As she searches she becomes increasingly aware of her own complicity in animal suffering.

She visits a couple of animal welfare groups and suspects that they are not so much concerned with animal suffering as with the perpetuation of their own institutions.

In due course she remembers the ‘Animal Lib’ people.

She finds them in a rarified atmosphere with joss-sticks and Indian music, guitars playing and people dressed in Eastern style, and Vegan food. She’s out of her depth and rather put off. They are evasive when she asks them directly if they can rescue her dog.

Meanwhile Samantha herself is changing. It began with the sausages she threw away. Then she found she couldn’t eat eggs because of their connection with battery farms. There are more and more things that she can’t eat or use.

She realises that she has been using a product that has been tested in the particular laboratory where she believes her dog is.

Jacqueline, an idealistic friend who she had always found boring, is part of the change, again and again coming up with information which dispels Samantha’s hopes that she is living more ecologically.

There’s also cynical non-vegetarian Ruth, who enjoys pricking holes in her idealism. As a vegetarian, Samantha is eating a lot more tofu and rice - until Ruth points out that these products have to be imported with vast expense of the world’s resources, and that the tofu has been genetically altered.

Samantha buys a Christmas tree as a symbol of sacredness and purity. Ruth points out that she’s destroyed a living tree.

The same with tea and coffee. She’s trying to drink these rather than alcohol until it is pointed out that these have to be imported from abroad at great cost in petroleum and cause havoc to the local agricultural scene in their countries of origin.

She’s tried growing her own vegetables, only to find that, close to the highway, they have become lead-polluted.

As Samantha tries to make her life more and more ‘ecological’, so she is perceived by Ruth and other of her friends as becoming more and more weird.

It is all a mass of paradox. Should she use cow’s milk which takes ten times more acreage and may be polluted, or soya milk which may have to be imported?

Jacqueline hazards the rather fey view that according to some ‘cosmic’ system of natural justice, only when she has purified herself enough will Samantha get Shaggy Dog back.

Some of the people she met when they were protesting outside the factory farm invite her to take part in a raid on the laboratory. They will try to ‘liberate’ Shaggy Dog for her.

Samantha’s job will be to keep the night watchwoman occupied on some pretext while others, who know their way around, get the dog.

She does her bit well and the watchwoman has no suspicions until suddenly there is a pandemonium of barks, screams, crows, hisses, etc. and the whole place is plunged into darkness.

Samantha escapes from the factory farm and returns home.

She’s waiting with a friend in a state of excitement to see whether Jacqueline has succeeded in rescuing Shaggy Dog.

They hear sounds of a dog bounding up the stairs.

Incredibly excited, Samantha rushes to the door.

But - her face registers her disappointment.

This is a dreadful anticlimax.

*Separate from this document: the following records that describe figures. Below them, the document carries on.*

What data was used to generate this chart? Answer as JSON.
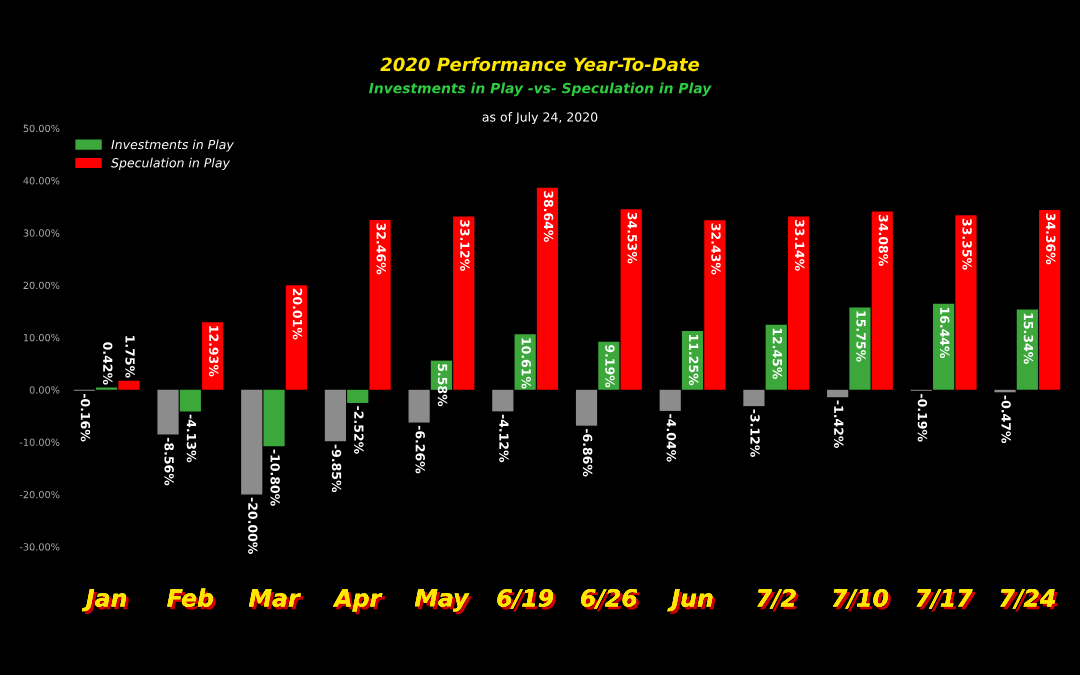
{
  "chart_data": {
    "type": "bar",
    "title": "2020 Performance Year-To-Date",
    "subtitle": "Investments in Play -vs- Speculation in Play",
    "annotations": [
      "as of July 24, 2020"
    ],
    "categories": [
      "Jan",
      "Feb",
      "Mar",
      "Apr",
      "May",
      "6/19",
      "6/26",
      "Jun",
      "7/2",
      "7/10",
      "7/17",
      "7/24"
    ],
    "series": [
      {
        "color": "#8c8c8c",
        "values": [
          -0.16,
          -8.56,
          -20.0,
          -9.85,
          -6.26,
          -4.12,
          -6.86,
          -4.04,
          -3.12,
          -1.42,
          -0.19,
          -0.47
        ],
        "value_labels": [
          "-0.16%",
          "-8.56%",
          "-20.00%",
          "-9.85%",
          "-6.26%",
          "-4.12%",
          "-6.86%",
          "-4.04%",
          "-3.12%",
          "-1.42%",
          "-0.19%",
          "-0.47%"
        ]
      },
      {
        "name": "Investments in Play",
        "color": "#3ca83c",
        "values": [
          0.42,
          -4.13,
          -10.8,
          -2.52,
          5.58,
          10.61,
          9.19,
          11.25,
          12.45,
          15.75,
          16.44,
          15.34
        ],
        "value_labels": [
          "0.42%",
          "-4.13%",
          "-10.80%",
          "-2.52%",
          "5.58%",
          "10.61%",
          "9.19%",
          "11.25%",
          "12.45%",
          "15.75%",
          "16.44%",
          "15.34%"
        ]
      },
      {
        "name": "Speculation in Play",
        "color": "#ff0000",
        "values": [
          1.75,
          12.93,
          20.01,
          32.46,
          33.12,
          38.64,
          34.53,
          32.43,
          33.14,
          34.08,
          33.35,
          34.36
        ],
        "value_labels": [
          "1.75%",
          "12.93%",
          "20.01%",
          "32.46%",
          "33.12%",
          "38.64%",
          "34.53%",
          "32.43%",
          "33.14%",
          "34.08%",
          "33.35%",
          "34.36%"
        ]
      }
    ],
    "ylim": [
      -30,
      50
    ],
    "yticks": [
      {
        "value": -30,
        "label": "-30.00%"
      },
      {
        "value": -20,
        "label": "-20.00%"
      },
      {
        "value": -10,
        "label": "-10.00%"
      },
      {
        "value": 0,
        "label": "0.00%"
      },
      {
        "value": 10,
        "label": "10.00%"
      },
      {
        "value": 20,
        "label": "20.00%"
      },
      {
        "value": 30,
        "label": "30.00%"
      },
      {
        "value": 40,
        "label": "40.00%"
      },
      {
        "value": 50,
        "label": "50.00%"
      }
    ],
    "grid": false,
    "legend": "top left"
  }
}
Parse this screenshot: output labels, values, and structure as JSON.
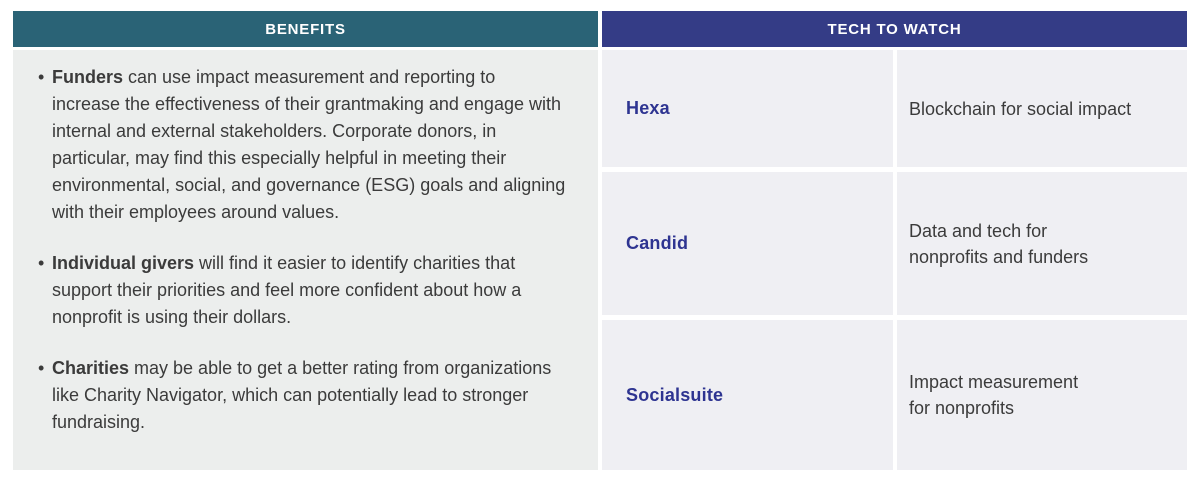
{
  "colors": {
    "page_bg": "#FFFFFF",
    "benefits_header_bg": "#2A6376",
    "tech_header_bg": "#343C86",
    "header_text": "#FFFFFF",
    "benefits_panel_bg": "#ECEEED",
    "tech_cell_bg": "#EFEFF3",
    "company_name_text": "#2E3491",
    "body_text": "#3B3B3B"
  },
  "benefits": {
    "header": "BENEFITS",
    "bullet_glyph": "•",
    "items": [
      {
        "bold": "Funders",
        "text": " can use impact measurement and reporting to increase the effectiveness of their grantmaking and engage with internal and external stakeholders. Corporate donors, in particular, may find this especially helpful in meeting their environmental, social, and governance (ESG) goals and aligning with their employees around values."
      },
      {
        "bold": "Individual givers",
        "text": " will find it easier to identify charities that support their priorities and feel more confident about how a nonprofit is using their dollars."
      },
      {
        "bold": "Charities",
        "text": " may be able to get a better rating from organizations like Charity Navigator, which can potentially lead to stronger fundraising."
      }
    ]
  },
  "tech": {
    "header": "TECH TO WATCH",
    "rows": [
      {
        "name": "Hexa",
        "desc_lines": [
          "Blockchain for social impact"
        ]
      },
      {
        "name": "Candid",
        "desc_lines": [
          "Data and tech for",
          "nonprofits and funders"
        ]
      },
      {
        "name": "Socialsuite",
        "desc_lines": [
          "Impact measurement",
          "for nonprofits"
        ]
      }
    ]
  }
}
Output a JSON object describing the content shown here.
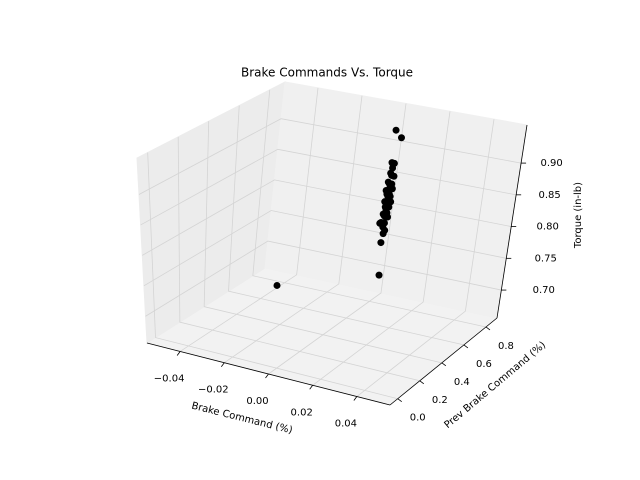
{
  "chart_data": {
    "type": "scatter3d",
    "title": "Brake Commands Vs. Torque",
    "xlabel": "Brake Command (%)",
    "ylabel": "Prev Brake Command (%)",
    "zlabel": "Torque (in-lb)",
    "color": "#000000",
    "grid": true,
    "xlim": [
      -0.055,
      0.055
    ],
    "ylim": [
      -0.07,
      0.9
    ],
    "zlim": [
      0.656,
      0.96
    ],
    "xticks": [
      {
        "value": -0.04,
        "label": "−0.04"
      },
      {
        "value": -0.02,
        "label": "−0.02"
      },
      {
        "value": 0,
        "label": "0.00"
      },
      0.02,
      0.04
    ],
    "yticks": [
      {
        "value": 0,
        "label": "0.0"
      },
      0.2,
      0.4,
      0.6,
      0.8
    ],
    "zticks": [
      {
        "value": 0.7,
        "label": "0.70"
      },
      0.75,
      {
        "value": 0.8,
        "label": "0.80"
      },
      0.85,
      {
        "value": 0.9,
        "label": "0.90"
      }
    ],
    "x": [
      0,
      0,
      0,
      0,
      0,
      0,
      0,
      0,
      0,
      0,
      0,
      0,
      0,
      0,
      0,
      0,
      0,
      0,
      0,
      0,
      0,
      0,
      0,
      0,
      0,
      0,
      0,
      0,
      0,
      0,
      0,
      0,
      0,
      0,
      0,
      0,
      0,
      0,
      0,
      0,
      0
    ],
    "y": [
      0.85,
      0.9,
      0.85,
      0.87,
      0.86,
      0.85,
      0.86,
      0.88,
      0.84,
      0.85,
      0.87,
      0.86,
      0.83,
      0.85,
      0.88,
      0.84,
      0.86,
      0.85,
      0.87,
      0.83,
      0.86,
      0.85,
      0.88,
      0.84,
      0.86,
      0.87,
      0.85,
      0.83,
      0.86,
      0.84,
      0.85,
      0.87,
      0.82,
      0.81,
      0.85,
      0.84,
      0.86,
      0.85,
      0.84,
      0.86,
      0
    ],
    "z": [
      0.924,
      0.905,
      0.872,
      0.868,
      0.862,
      0.855,
      0.85,
      0.846,
      0.842,
      0.838,
      0.835,
      0.832,
      0.83,
      0.828,
      0.826,
      0.823,
      0.82,
      0.818,
      0.815,
      0.812,
      0.81,
      0.807,
      0.805,
      0.802,
      0.8,
      0.798,
      0.795,
      0.792,
      0.79,
      0.788,
      0.785,
      0.782,
      0.78,
      0.78,
      0.775,
      0.77,
      0.762,
      0.758,
      0.745,
      0.69,
      0.79
    ]
  }
}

A dog stands on the stairs but it is not Shaggy Dog.

Samantha takes it into her flat.

It acts like a zombie. Still trailing wires that Jacqueline had cut through in her haste to detach it from the monitoring machinery, it morosely just sits there.

They offer it food and begin to clean it up.

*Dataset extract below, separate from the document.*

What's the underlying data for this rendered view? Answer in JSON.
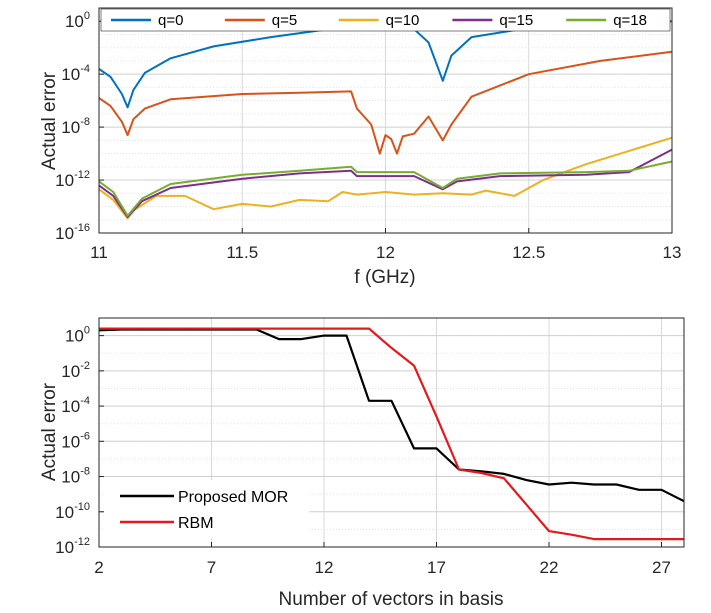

The dog will not eat or drink.

What will they do with this stolen zombie dog?

The bell rings persistently and there is loud banging on the door. They are terrified that they’ve been discovered. Marilyn goes down to open the door.

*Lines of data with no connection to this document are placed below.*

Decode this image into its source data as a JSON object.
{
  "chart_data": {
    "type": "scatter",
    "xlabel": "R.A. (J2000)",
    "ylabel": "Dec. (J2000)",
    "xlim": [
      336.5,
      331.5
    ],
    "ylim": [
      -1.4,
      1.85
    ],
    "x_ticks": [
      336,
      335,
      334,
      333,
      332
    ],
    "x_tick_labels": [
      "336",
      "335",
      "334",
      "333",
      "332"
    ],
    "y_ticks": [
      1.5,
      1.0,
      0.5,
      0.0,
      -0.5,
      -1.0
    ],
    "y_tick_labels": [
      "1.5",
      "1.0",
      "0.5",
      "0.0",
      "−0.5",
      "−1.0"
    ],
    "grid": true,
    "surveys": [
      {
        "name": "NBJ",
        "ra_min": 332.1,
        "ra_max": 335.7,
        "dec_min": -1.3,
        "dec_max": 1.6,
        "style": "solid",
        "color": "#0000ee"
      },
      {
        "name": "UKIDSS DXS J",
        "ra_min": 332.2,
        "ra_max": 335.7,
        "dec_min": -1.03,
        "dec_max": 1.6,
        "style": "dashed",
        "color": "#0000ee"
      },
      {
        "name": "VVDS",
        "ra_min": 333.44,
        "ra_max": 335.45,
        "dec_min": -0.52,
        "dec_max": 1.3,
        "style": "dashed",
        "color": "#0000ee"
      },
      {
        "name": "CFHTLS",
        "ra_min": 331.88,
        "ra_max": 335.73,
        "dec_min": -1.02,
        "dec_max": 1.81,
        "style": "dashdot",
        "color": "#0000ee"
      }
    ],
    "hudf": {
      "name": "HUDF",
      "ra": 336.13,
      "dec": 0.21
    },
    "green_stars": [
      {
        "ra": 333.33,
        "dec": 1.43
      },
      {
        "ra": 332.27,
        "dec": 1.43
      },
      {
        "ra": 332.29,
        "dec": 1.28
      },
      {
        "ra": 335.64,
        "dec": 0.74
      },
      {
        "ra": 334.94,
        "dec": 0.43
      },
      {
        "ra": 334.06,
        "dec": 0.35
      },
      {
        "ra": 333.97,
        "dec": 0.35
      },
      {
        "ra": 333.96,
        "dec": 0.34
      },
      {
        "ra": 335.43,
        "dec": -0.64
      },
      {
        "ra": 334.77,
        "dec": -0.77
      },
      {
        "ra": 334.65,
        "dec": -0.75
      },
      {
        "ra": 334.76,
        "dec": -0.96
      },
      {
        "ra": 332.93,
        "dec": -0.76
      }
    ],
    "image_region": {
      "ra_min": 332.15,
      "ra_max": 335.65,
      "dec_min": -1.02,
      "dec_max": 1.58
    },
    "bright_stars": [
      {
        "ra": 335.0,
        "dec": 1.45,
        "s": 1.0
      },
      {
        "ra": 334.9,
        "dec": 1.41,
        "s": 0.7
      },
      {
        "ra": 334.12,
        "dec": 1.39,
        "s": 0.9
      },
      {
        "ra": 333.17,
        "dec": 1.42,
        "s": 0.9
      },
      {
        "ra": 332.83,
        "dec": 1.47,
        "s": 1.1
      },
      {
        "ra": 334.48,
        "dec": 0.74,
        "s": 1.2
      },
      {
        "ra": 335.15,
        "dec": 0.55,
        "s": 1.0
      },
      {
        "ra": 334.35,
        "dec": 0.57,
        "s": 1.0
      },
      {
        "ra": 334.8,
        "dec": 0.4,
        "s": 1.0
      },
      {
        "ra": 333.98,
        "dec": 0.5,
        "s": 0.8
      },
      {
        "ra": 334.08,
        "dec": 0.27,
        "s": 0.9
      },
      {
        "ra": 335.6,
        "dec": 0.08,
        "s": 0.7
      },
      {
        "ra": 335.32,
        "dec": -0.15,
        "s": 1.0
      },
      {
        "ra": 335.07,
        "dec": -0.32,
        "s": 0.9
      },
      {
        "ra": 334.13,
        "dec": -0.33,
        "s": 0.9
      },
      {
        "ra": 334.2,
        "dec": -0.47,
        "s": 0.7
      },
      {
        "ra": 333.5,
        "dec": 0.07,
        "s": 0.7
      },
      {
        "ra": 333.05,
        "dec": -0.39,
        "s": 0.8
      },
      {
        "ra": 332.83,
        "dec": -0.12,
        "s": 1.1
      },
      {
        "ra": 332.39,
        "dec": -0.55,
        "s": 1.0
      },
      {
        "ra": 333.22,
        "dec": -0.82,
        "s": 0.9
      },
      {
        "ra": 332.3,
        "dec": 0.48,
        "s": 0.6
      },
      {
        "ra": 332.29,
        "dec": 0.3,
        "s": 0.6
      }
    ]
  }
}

Then another dog is bounding up the stairs.

‘It’s Shaggy Dog!’ cries Samantha.

This time the rescuers have got the right one.

Shaggy Dog is overjoyed to see Samantha and barks and bounds around with pleasure. He sees the laboratory dog, barks and tries to play. The other dog is still zombified.

Samantha is gambolling with Shaggy Dog, delighted to have him back. Then their attention turns to the other dog.

‘What are we going to do with this poor creature?’ asks Jacqueline.